Terms aggregation ignoring analyzers?


#1

Hello guys,

I'm trying to run a simple terms aggregation:

GET test3/_search
{
    "aggs" : {
        "agg_name" : {
            "terms" : { 
              "field" : "words"
            }
        }
    },
    "size" : 0
}

My goal is to get a simple doc_count for every word (token) within the field words. But I keep getting the raw value of the whole words field.

For example:
"words" : "This is a sentence"
I'm expecting to get separate tokens like ["this", "is", "a", "sentence"] and count the occurrences of each token. What I get is ["this is a sentence"] for every words field with the doc_count resulting 1.

I have tried using different analysers and tokenisers, but whichever combination I use, the result is the same, so I'm really confused at the moment, as it seems that tokenisers don't have any effects on the aggregation.

This is my latest (current) index mapping configuration:

{
    "order": 0,
    "index_patterns": [
        "words-data-*"
    ],
    "settings": {
        "index": {
            "max_result_window": "200000",
            "refresh_interval": "-1",
            "analysis": {
                "analyzer": {
                    "my_analyzer": {
                        "filter": [
                            "lowercase",
                            "trim",
                            "reverse"
                        ],
                        "type": "custom",
                        "tokenizer": "standard"
                    }
                }
            },
            "number_of_shards": "1",
            "number_of_replicas": "0"
        }
    },
    "mappings": {
        "keywords": {
            "_all": {
                "enabled": false
            },
            "properties": {
                "words": {
                    "ignore_above": 256,
                    "store": true,
                    "eager_global_ordinals": true,
                    "type": "keyword",
                    "fields": {
                        "reverse": {
                            "search_analyzer": "my_analyzer",
                            "analyzer": "my_analyzer",
                            "type": "text"
                        }
                    }
                }
            }
        }
    },
    "aliases": {}
}

I would be expecting lots of different tokens, but it looks like there are none. I want the results of a standard tokeniser for the words field when running aggregations.

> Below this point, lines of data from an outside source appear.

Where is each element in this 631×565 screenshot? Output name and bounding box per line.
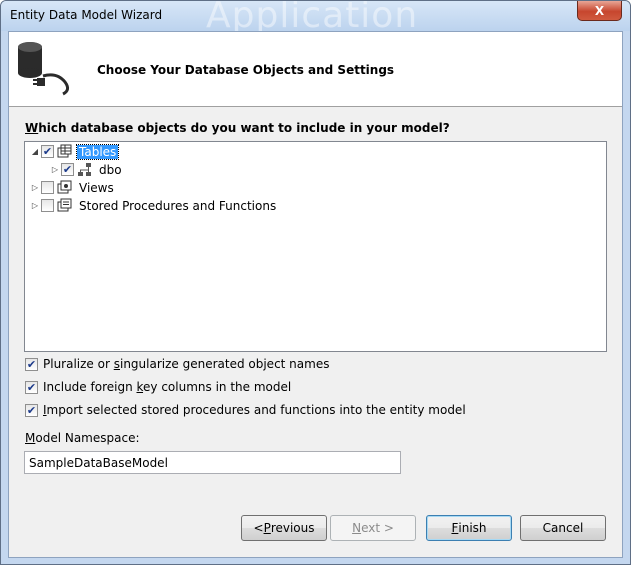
- title-bar[interactable]: Entity Data Model Wizard Application X: [1, 1, 630, 36]
- model-namespace-input[interactable]: [24, 451, 401, 474]
- database-connection-icon: [18, 42, 70, 96]
- tree-label-stored-procedures: Stored Procedures and Functions: [79, 198, 277, 213]
- views-checkbox[interactable]: [41, 181, 54, 194]
- wizard-window: Entity Data Model Wizard Application X C…: [0, 0, 631, 565]
- window-title: Entity Data Model Wizard: [10, 8, 163, 22]
- tree-label-tables: Tables: [75, 143, 120, 160]
- pluralize-option[interactable]: ✔ Pluralize or singularize generated obj…: [25, 355, 329, 373]
- foreign-keys-label: Include foreign key columns in the model: [43, 380, 292, 394]
- wizard-header: Choose Your Database Objects and Setting…: [9, 32, 622, 107]
- import-procedures-label: Import selected stored procedures and fu…: [43, 403, 466, 417]
- tree-item-views[interactable]: ▷ Views: [29, 179, 116, 196]
- tables-icon: [57, 144, 72, 157]
- collapse-arrow-icon[interactable]: ◢: [29, 143, 41, 160]
- stored-procedures-icon: [57, 198, 72, 211]
- dbo-checkbox[interactable]: ✔: [61, 163, 74, 176]
- stored-procedures-checkbox[interactable]: [41, 199, 54, 212]
- import-procedures-checkbox[interactable]: ✔: [25, 403, 38, 417]
- finish-button[interactable]: Finish: [426, 515, 512, 541]
- import-procedures-option[interactable]: ✔ Import selected stored procedures and …: [25, 401, 466, 419]
- tree-item-tables[interactable]: ◢ ✔ Tables: [29, 143, 120, 160]
- close-icon: X: [594, 3, 605, 18]
- foreign-keys-checkbox[interactable]: ✔: [25, 380, 38, 394]
- close-button[interactable]: X: [577, 1, 622, 21]
- cancel-button[interactable]: Cancel: [520, 515, 606, 541]
- previous-button[interactable]: < Previous: [241, 515, 327, 541]
- tables-checkbox[interactable]: ✔: [41, 145, 54, 158]
- tree-item-stored-procedures[interactable]: ▷ Stored Procedures and Functions: [29, 197, 278, 214]
- expand-arrow-icon[interactable]: ▷: [29, 197, 41, 214]
- pluralize-label: Pluralize or singularize generated objec…: [43, 357, 330, 371]
- dialog-body: Choose Your Database Objects and Setting…: [8, 31, 623, 558]
- pluralize-checkbox[interactable]: ✔: [25, 357, 38, 371]
- objects-label: Which database objects do you want to in…: [25, 121, 450, 135]
- tree-label-views: Views: [79, 180, 114, 195]
- page-title: Choose Your Database Objects and Setting…: [97, 63, 395, 77]
- expand-arrow-icon[interactable]: ▷: [49, 161, 61, 178]
- model-namespace-label: Model Namespace:: [25, 431, 140, 445]
- tree-item-dbo[interactable]: ▷ ✔ dbo: [49, 161, 124, 178]
- foreign-keys-option[interactable]: ✔ Include foreign key columns in the mod…: [25, 378, 291, 396]
- schema-icon: [78, 162, 91, 176]
- expand-arrow-icon[interactable]: ▷: [29, 179, 41, 196]
- database-objects-tree[interactable]: ◢ ✔ Tables ▷ ✔ dbo ▷ Views ▷ Stored Proc…: [24, 141, 607, 352]
- next-button[interactable]: Next >: [330, 515, 416, 541]
- views-icon: [57, 180, 72, 193]
- tree-label-dbo: dbo: [99, 162, 122, 177]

By the way, any other suggestions for the mapping?


(Zachary Tong) #2

This is your issue:

You've configured the "words" field as a keyword field, which means the text "this is a sentence" will be indexed as single token this is a sentence. You'll need to change the type to text so that you can assign it an analyzer. Then you'll see tokens like you expect in the Terms agg.


#3

Of all the things I've went through, this crossed my mind but didn't even bother trying it. Works like a charm now, thank you!


(Zachary Tong) #4

Happy to help! :slight_smile:


(system) #5

This topic was automatically closed 28 days after the last reply. New replies are no longer allowed.